Ein Stern, which is only as big as Frankfurt – and yet as heavy as the sun. Just imagining this takes the layman to the limits of his imagination. Luciano Rezzolla and his colleagues do not limit themselves to mental games: they try to describe such a celestial body as precisely as possible mathematically. The team led by Rezzolla, Professor of Theoretical Astrophysics at Goethe University, has now apparently taken a significant step forward.
It has been known for over 60 years that neutron stars exist. They are formed when large stars burn out and collapse at the end of their lives. Their mass is extremely densely packed in an astronomically tiny space. A cubic centimeter of their matter can weigh up to a quadrillion grams and contains as many atoms as the entire Alps.
More than a million equations of state
Since no laboratory in the world can simulate such a condition, Rezzolla’s working group tried to record the structure of a neutron star with the computer. To do this, the physicists drew up more than a million equations of state, which describe the structure of such a structure from its surface to its core. Each of the equations agrees with all astrophysical measurements of neutron stars and known results from nuclear physics, as the researchers write.

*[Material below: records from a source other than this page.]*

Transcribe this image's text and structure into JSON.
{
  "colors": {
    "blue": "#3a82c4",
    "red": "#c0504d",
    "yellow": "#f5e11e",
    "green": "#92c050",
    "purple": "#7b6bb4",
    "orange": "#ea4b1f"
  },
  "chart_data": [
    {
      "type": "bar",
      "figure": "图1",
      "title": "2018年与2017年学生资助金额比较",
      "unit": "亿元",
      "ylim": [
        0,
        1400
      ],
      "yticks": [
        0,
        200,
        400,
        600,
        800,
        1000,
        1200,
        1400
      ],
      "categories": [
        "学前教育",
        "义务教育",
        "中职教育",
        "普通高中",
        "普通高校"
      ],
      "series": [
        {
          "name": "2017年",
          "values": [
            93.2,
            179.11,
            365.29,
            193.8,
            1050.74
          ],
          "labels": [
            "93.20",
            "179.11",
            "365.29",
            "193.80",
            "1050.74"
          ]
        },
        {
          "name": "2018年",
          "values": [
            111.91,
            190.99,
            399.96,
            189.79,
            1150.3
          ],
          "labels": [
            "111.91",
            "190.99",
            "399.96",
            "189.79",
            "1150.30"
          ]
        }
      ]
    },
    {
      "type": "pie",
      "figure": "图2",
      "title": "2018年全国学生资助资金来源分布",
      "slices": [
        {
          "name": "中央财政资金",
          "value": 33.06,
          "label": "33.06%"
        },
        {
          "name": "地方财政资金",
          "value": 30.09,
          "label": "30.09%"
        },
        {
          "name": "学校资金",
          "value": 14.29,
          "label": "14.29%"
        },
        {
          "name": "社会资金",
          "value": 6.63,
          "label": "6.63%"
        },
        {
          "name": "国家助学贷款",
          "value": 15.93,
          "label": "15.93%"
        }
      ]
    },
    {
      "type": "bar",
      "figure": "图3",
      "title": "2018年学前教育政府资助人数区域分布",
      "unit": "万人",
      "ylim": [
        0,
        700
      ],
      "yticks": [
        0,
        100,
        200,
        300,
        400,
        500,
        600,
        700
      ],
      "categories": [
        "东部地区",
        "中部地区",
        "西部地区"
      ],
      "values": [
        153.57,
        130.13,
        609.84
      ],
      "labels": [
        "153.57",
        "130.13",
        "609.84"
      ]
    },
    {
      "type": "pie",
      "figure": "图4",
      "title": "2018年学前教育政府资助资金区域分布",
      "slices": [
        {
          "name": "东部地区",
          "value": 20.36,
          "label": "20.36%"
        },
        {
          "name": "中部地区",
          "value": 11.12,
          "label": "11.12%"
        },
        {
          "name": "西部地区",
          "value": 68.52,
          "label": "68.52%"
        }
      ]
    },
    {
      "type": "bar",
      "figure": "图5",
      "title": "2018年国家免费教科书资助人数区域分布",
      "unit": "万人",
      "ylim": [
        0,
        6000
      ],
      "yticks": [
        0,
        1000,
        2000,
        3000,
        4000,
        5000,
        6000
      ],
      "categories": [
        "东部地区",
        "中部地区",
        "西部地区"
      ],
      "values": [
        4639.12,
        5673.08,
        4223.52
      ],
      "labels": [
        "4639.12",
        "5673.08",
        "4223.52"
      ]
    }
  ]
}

The result of the calculations inspired Rezzolla – a friend of graphic comparisons – to take a metaphorical visit to the candy store: According to his words, two types of neutron stars can be distinguished, the structure of which is reminiscent of different types of sweets. “Light” stars, less than 1.7 times the mass of the Sun, have a soft outer shell and a firm core, much like a nut candy. If, on the other hand, the mass of the star is above the specified value, it resembles more of a cream-filled chocolate ball – hard on the outside, soft on the inside.

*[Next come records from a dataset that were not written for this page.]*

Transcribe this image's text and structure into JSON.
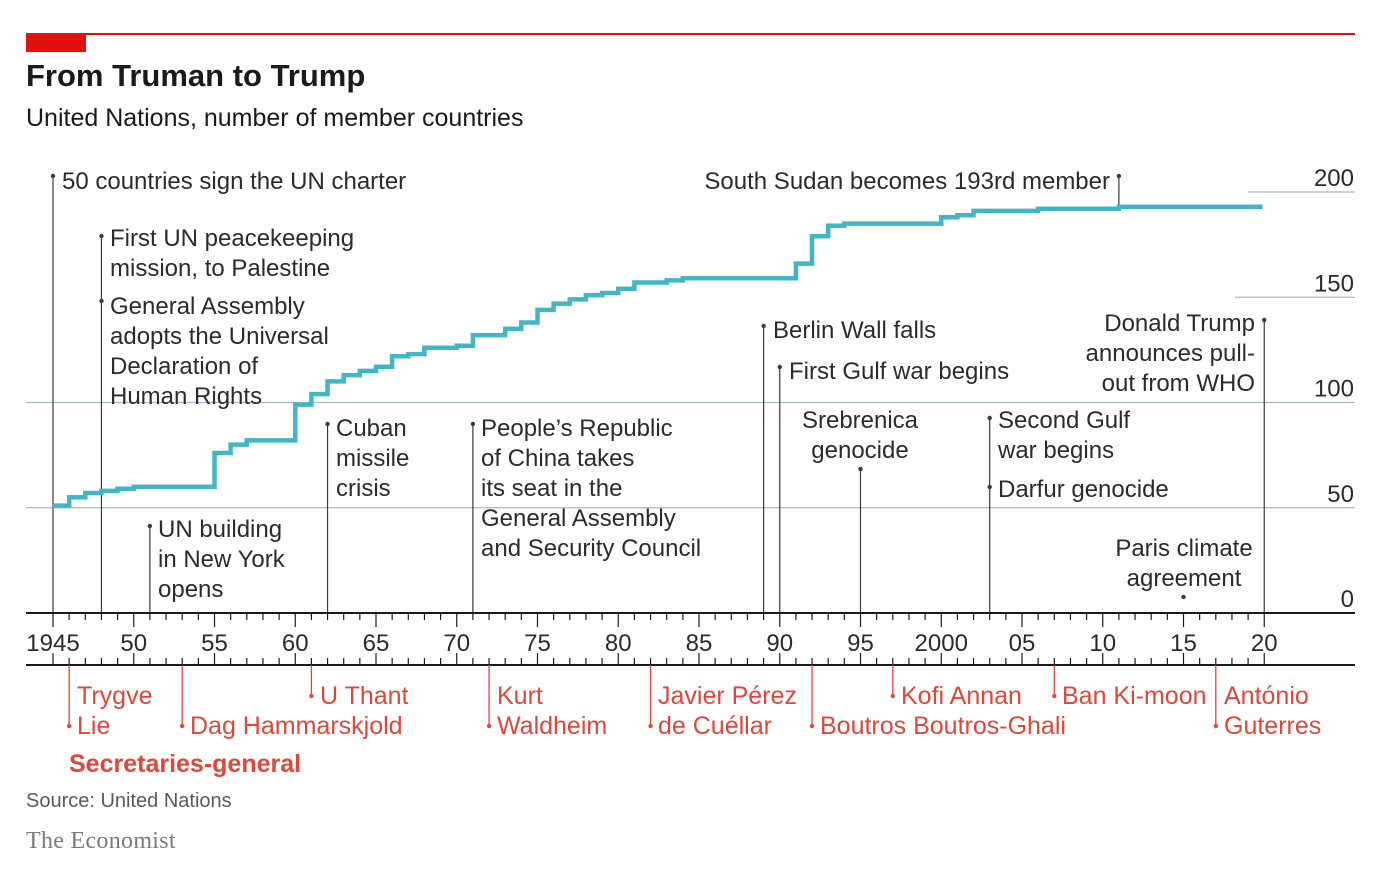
{
  "header": {
    "title": "From Truman to Trump",
    "subtitle": "United Nations, number of member countries"
  },
  "footer": {
    "source": "Source: United Nations",
    "brand": "The Economist"
  },
  "colors": {
    "line": "#41b6c4",
    "accent_red": "#e3120b",
    "secretaries": "#e0463a",
    "grid": "#aab8c8",
    "axis": "#1a1a1a"
  },
  "chart_data": {
    "type": "line",
    "step": true,
    "title": "From Truman to Trump",
    "subtitle": "United Nations, number of member countries",
    "xlim": [
      1945,
      2020
    ],
    "ylim": [
      0,
      200
    ],
    "y_ticks": [
      0,
      50,
      100,
      150,
      200
    ],
    "x_tick_labels": [
      {
        "year": 1945,
        "label": "1945"
      },
      {
        "year": 1950,
        "label": "50"
      },
      {
        "year": 1955,
        "label": "55"
      },
      {
        "year": 1960,
        "label": "60"
      },
      {
        "year": 1965,
        "label": "65"
      },
      {
        "year": 1970,
        "label": "70"
      },
      {
        "year": 1975,
        "label": "75"
      },
      {
        "year": 1980,
        "label": "80"
      },
      {
        "year": 1985,
        "label": "85"
      },
      {
        "year": 1990,
        "label": "90"
      },
      {
        "year": 1995,
        "label": "95"
      },
      {
        "year": 2000,
        "label": "2000"
      },
      {
        "year": 2005,
        "label": "05"
      },
      {
        "year": 2010,
        "label": "10"
      },
      {
        "year": 2015,
        "label": "15"
      },
      {
        "year": 2020,
        "label": "20"
      }
    ],
    "grid": true,
    "series": [
      {
        "x": [
          1945,
          1946,
          1947,
          1948,
          1949,
          1950,
          1951,
          1952,
          1953,
          1954,
          1955,
          1956,
          1957,
          1958,
          1959,
          1960,
          1961,
          1962,
          1963,
          1964,
          1965,
          1966,
          1967,
          1968,
          1969,
          1970,
          1971,
          1972,
          1973,
          1974,
          1975,
          1976,
          1977,
          1978,
          1979,
          1980,
          1981,
          1982,
          1983,
          1984,
          1985,
          1986,
          1987,
          1988,
          1989,
          1990,
          1991,
          1992,
          1993,
          1994,
          1995,
          1996,
          1997,
          1998,
          1999,
          2000,
          2001,
          2002,
          2003,
          2004,
          2005,
          2006,
          2007,
          2008,
          2009,
          2010,
          2011,
          2012,
          2013,
          2014,
          2015,
          2016,
          2017,
          2018,
          2019
        ],
        "y": [
          51,
          55,
          57,
          58,
          59,
          60,
          60,
          60,
          60,
          60,
          76,
          80,
          82,
          82,
          82,
          99,
          104,
          110,
          113,
          115,
          117,
          122,
          123,
          126,
          126,
          127,
          132,
          132,
          135,
          138,
          144,
          147,
          149,
          151,
          152,
          154,
          157,
          157,
          158,
          159,
          159,
          159,
          159,
          159,
          159,
          159,
          166,
          179,
          184,
          185,
          185,
          185,
          185,
          185,
          185,
          188,
          189,
          191,
          191,
          191,
          191,
          192,
          192,
          192,
          192,
          192,
          193,
          193,
          193,
          193,
          193,
          193,
          193,
          193,
          193
        ]
      }
    ],
    "annotations": [
      {
        "year": 1945,
        "lines": [
          "50 countries sign the UN charter"
        ]
      },
      {
        "year": 1948,
        "lines": [
          "First UN peacekeeping",
          "mission, to Palestine"
        ]
      },
      {
        "year": 1948,
        "lines": [
          "General Assembly",
          "adopts the Universal",
          "Declaration of",
          "Human Rights"
        ]
      },
      {
        "year": 1951,
        "lines": [
          "UN building",
          "in New York",
          "opens"
        ]
      },
      {
        "year": 1962,
        "lines": [
          "Cuban",
          "missile",
          "crisis"
        ]
      },
      {
        "year": 1971,
        "lines": [
          "People’s Republic",
          "of China takes",
          "its seat in the",
          "General Assembly",
          "and Security Council"
        ]
      },
      {
        "year": 1989,
        "lines": [
          "Berlin Wall falls"
        ]
      },
      {
        "year": 1990,
        "lines": [
          "First Gulf war begins"
        ]
      },
      {
        "year": 1995,
        "lines": [
          "Srebrenica",
          "genocide"
        ]
      },
      {
        "year": 2003,
        "lines": [
          "Second Gulf",
          "war begins"
        ]
      },
      {
        "year": 2003,
        "lines": [
          "Darfur genocide"
        ]
      },
      {
        "year": 2011,
        "lines": [
          "South Sudan becomes 193rd member"
        ]
      },
      {
        "year": 2015,
        "lines": [
          "Paris climate",
          "agreement"
        ]
      },
      {
        "year": 2020,
        "lines": [
          "Donald Trump",
          "announces pull-",
          "out from WHO"
        ]
      }
    ],
    "secretaries_general": {
      "heading": "Secretaries-general",
      "items": [
        {
          "year": 1946,
          "lines": [
            "Trygve",
            "Lie"
          ]
        },
        {
          "year": 1953,
          "lines": [
            "Dag Hammarskjold"
          ]
        },
        {
          "year": 1961,
          "lines": [
            "U Thant"
          ]
        },
        {
          "year": 1972,
          "lines": [
            "Kurt",
            "Waldheim"
          ]
        },
        {
          "year": 1982,
          "lines": [
            "Javier Pérez",
            "de Cuéllar"
          ]
        },
        {
          "year": 1992,
          "lines": [
            "Boutros Boutros-Ghali"
          ]
        },
        {
          "year": 1997,
          "lines": [
            "Kofi Annan"
          ]
        },
        {
          "year": 2007,
          "lines": [
            "Ban Ki-moon"
          ]
        },
        {
          "year": 2017,
          "lines": [
            "António",
            "Guterres"
          ]
        }
      ]
    }
  }
}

Star with a radius of only twelve kilometers
The formulas also showed that the radius of a neutron star is very likely to be independent of its mass and is only around twelve kilometers. In addition, limit values for the deformability of such an object due to tidal forces can be derived from the calculations in a binary system, i.e. a constellation in which two stars orbit each other.
If two neutron stars crash into each other, the violent shock leads to deformations of space-time, so-called gravitational waves. These can now also be detected on Earth. As Rezzolla’s colleague Christian Ecker explains, the limit values determined, together with future wave measurements, will help to better understand what happens in neutron star collisions.

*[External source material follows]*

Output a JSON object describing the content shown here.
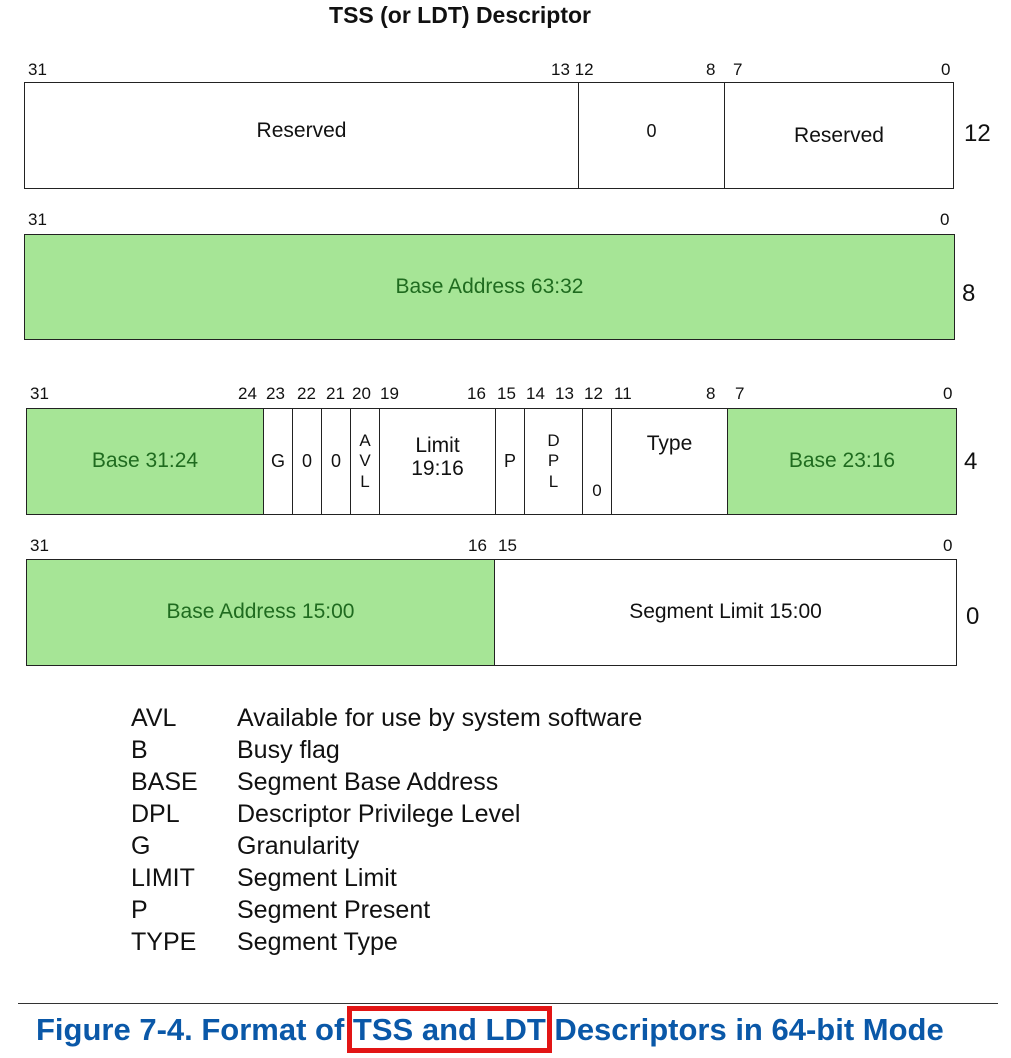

Incidentally, other physicists in Rezzolla’s neighborhood have also taken a liking to the cosmic “chocolates”. At the Frankfurt Institute for Advanced Studies, attempts are being made to understand the structure of neutron stars using machine learning. And the Darmstadt GSI Helmholtz Center for Heavy Ion Research is involved in an EU project that aims to shed light on the role of stellar collisions in the formation of elements such as silver, gold and platinum. This means that the competence in neutron star research is distributed within a radius in the Rhine-Main area alone, which is larger than that of the research object itself.